Esto se traduce en derechos diferentes. Los mejor posicionados están empoderados para demandar sus derechos contra el Estado: los subordinados deben someterse a un complejo sistema de evaluación para que el Estado decida si va a otorgarles un beneficio y en qué condiciones. Estas personas no tienen derechos sino necesidades que deben ser reconocidas por el Estado y su burocracia. No están protegidas, sino asistidas. Así, las políticas de inclusión social se vuelven un sistema de vigilancia y control social de las vidas de las personas, abriendo múltiples espacios para la construcción de redes de clientelismo político.

Esta lógica se complementa con otras normas que buscan el control y la directa represión social. Es el caso de la bochornosa “ley antiterrorista” y del proyecto que ahora pretende regular las manifestaciones públicas de protesta social, declarándolas “legítimas” e “ilegítimas”. Así, el criterio discriminatorio de merecedores y no merecedores de asistencia social ahora se aplica a los merecedores o no de ejercer la protesta social.

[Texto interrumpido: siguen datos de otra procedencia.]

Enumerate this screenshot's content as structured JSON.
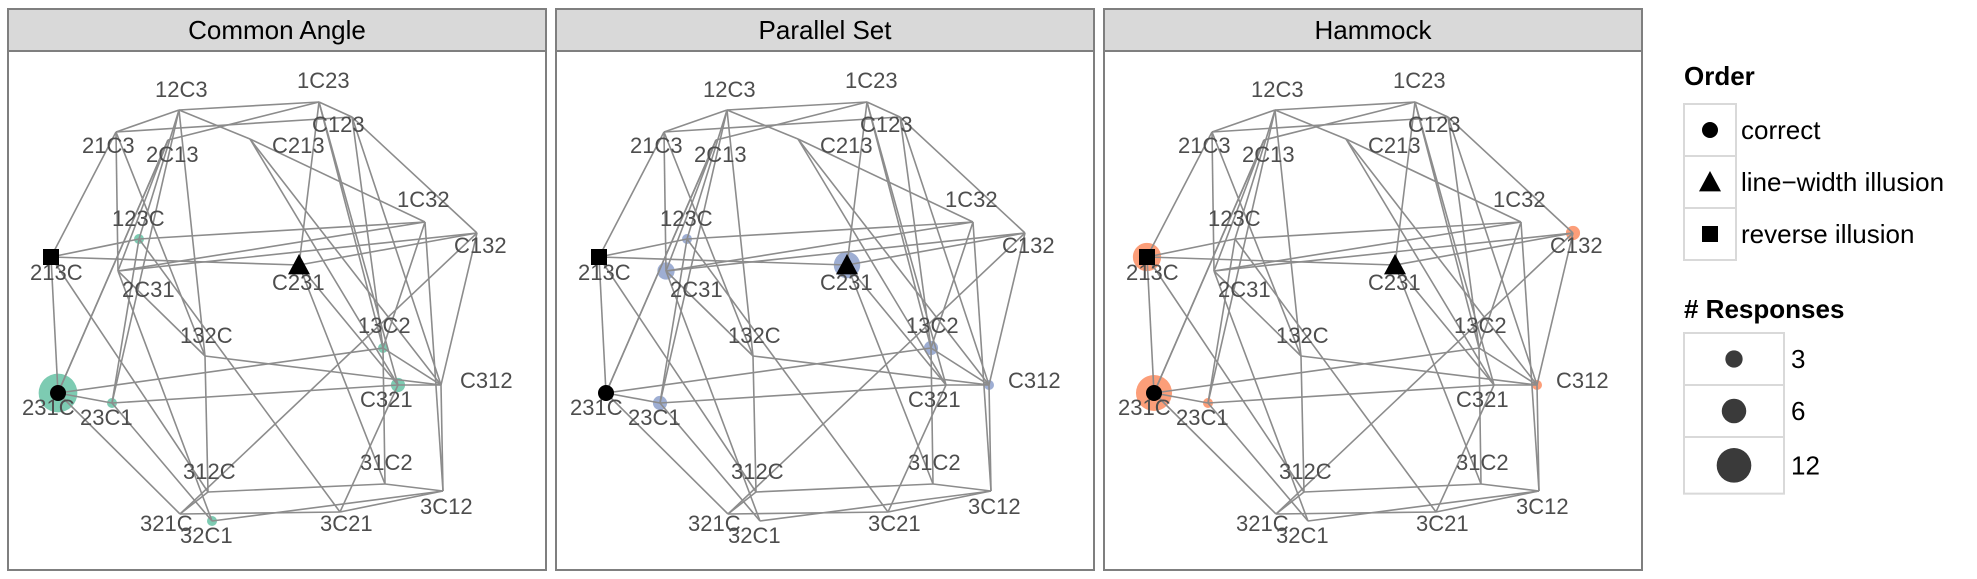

Cuando el poder político establece reglas de discriminación entre las personas, también legitima criterios en base a los cuales se juzga la justicia o injusticia de sus actos públicos y privados. El Estado argentino, ampliamente denunciado por su falta de imparcialidad, de universalidad y de algún esbozo comprensible de moralidad, no sólo se arroga el poder de juzgar la moralidad y la necesidad de quienes merecen asistencia, sino también la legitimidad de sus actos de protesta. Un Estado que es incapaz de negociar, argumentar y resolver los acuciantes problemas sociales descarga la culpa de la marginalidad, la pobreza y la carencia en los propios damnificados (justo cuando es previsible el incremento de las desventuras sociales por políticas económicas y sociales regresivas).

De este modo se está cerrando un círculo que bajo el eufemismo de la “inclusión” y la “protección social”, consagra una división clasista de las instituciones sociales. En lugar de promover la igualdad, el Estado argentino consagra en sus instituciones la desigualdad social, aumentando el temor y la inseguridad social con acciones de control, clientelismo, disciplina y represión social. Estas son acciones propias de un Estado burocrático-autoritario cuya tendencia reaccionaria amenaza los propios fundamentos de la práctica democrática.

Rubén Lo Vuolo es miembro del Consejo Editorial de Sin Permiso, Director-Investigador del Centro Interdisciplinario para el Estudio de Políticas Públicas (Ciepp, Argentina) y Presidente de la Red Argentina de Ingreso Ciudadano (Redaic).